Purely and simply, I love the spontaneous drama of this shot. It has accidental classical connotations with the expression being derived from the choice of mask – tragic or comic – and in that sense, contains the essence of tragicocomedia. If I may say so myself, I think the vectors in this image are great. The eyes are so expressive in their diagonal focus, while the position of the hands, the direction of the forearms and the tilt of the shoulders, like a rolling boxer, lend the image a light, dancing quality in contrast with the darker mood of the mask.
The tender and self-absorbed manner in which the young girl is examining herself, has real pathos – both delicate and sad. The polar-necked woolen top was a fortunate choice in that it situates the mask so seamlessly, making these two elements a natural fit despite their obvious contextual differences. The juxtaposition of the masks on one side and humans on the other also frames the subject with the two worlds married in the middle. The bandaid on the subject’s forefinger is a cute reminder of the everyday divide from the decadent glamour of the Venetian Carnivale.

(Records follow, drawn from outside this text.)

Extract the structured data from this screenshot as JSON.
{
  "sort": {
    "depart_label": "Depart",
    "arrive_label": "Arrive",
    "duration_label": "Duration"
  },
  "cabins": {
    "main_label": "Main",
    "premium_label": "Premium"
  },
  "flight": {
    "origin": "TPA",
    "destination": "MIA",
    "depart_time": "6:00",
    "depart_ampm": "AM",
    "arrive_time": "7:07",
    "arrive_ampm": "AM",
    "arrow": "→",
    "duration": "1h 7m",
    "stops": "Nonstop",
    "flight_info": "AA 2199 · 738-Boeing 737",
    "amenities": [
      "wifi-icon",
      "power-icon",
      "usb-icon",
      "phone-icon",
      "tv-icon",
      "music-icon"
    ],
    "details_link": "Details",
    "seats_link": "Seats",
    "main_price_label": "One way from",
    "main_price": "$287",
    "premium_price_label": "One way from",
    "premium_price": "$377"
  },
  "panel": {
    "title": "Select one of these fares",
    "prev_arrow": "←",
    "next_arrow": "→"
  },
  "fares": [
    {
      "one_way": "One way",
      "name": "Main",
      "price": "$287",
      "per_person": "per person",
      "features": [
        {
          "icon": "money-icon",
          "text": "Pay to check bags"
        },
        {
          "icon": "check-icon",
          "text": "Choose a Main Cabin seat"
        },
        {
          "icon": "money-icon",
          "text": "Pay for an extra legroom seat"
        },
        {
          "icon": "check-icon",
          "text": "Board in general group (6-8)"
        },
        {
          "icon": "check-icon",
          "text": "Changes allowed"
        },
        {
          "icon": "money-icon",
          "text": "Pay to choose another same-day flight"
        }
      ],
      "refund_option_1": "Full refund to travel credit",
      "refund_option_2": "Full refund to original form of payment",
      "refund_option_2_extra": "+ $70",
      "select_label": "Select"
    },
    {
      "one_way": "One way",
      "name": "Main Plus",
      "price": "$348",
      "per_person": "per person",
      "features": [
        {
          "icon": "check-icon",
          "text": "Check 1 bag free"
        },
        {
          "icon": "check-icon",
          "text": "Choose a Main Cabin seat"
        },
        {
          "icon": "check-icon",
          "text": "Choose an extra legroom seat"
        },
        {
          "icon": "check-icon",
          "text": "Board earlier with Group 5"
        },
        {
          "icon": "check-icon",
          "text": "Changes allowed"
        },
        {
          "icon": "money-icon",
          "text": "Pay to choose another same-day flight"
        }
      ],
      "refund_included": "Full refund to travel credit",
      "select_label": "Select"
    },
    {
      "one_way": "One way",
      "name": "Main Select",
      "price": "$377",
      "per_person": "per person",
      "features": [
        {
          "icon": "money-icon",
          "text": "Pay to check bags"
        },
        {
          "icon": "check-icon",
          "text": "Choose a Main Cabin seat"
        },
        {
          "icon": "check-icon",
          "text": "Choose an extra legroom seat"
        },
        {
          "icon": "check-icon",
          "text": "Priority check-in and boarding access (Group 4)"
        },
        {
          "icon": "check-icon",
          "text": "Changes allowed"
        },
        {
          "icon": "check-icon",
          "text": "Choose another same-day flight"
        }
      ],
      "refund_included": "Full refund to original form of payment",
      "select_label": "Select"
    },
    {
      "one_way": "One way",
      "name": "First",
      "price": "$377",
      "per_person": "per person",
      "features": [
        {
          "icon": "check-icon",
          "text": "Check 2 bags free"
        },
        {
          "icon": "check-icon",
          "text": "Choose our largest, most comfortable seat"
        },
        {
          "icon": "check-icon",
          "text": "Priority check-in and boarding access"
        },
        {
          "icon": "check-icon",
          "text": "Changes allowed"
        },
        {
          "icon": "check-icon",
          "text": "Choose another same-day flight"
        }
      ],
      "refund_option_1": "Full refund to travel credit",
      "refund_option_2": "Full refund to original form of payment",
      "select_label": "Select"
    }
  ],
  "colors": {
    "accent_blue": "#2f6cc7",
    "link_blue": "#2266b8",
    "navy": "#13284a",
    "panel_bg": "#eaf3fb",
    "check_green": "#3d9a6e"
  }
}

I was drunk when I took this photograph. Drifting around Venice in gorgeous sunshine, toting a two litre bottiglia of vino da tavola and smoking way too many cigarettes. It was the last day of an eight-day campaign across northern Italy and I really felt like cutting loose. I remember that day very vividly as one on which I spent a lot of time looking for public toilets and took some of the best photographs I’ve ever taken. Around two in the afternoon, I took a prime position at the peak of the Rialto and shot down the grand canal for the next couple of hours. This shot was taken just prior to that, on the approach to the Rialto Bridge.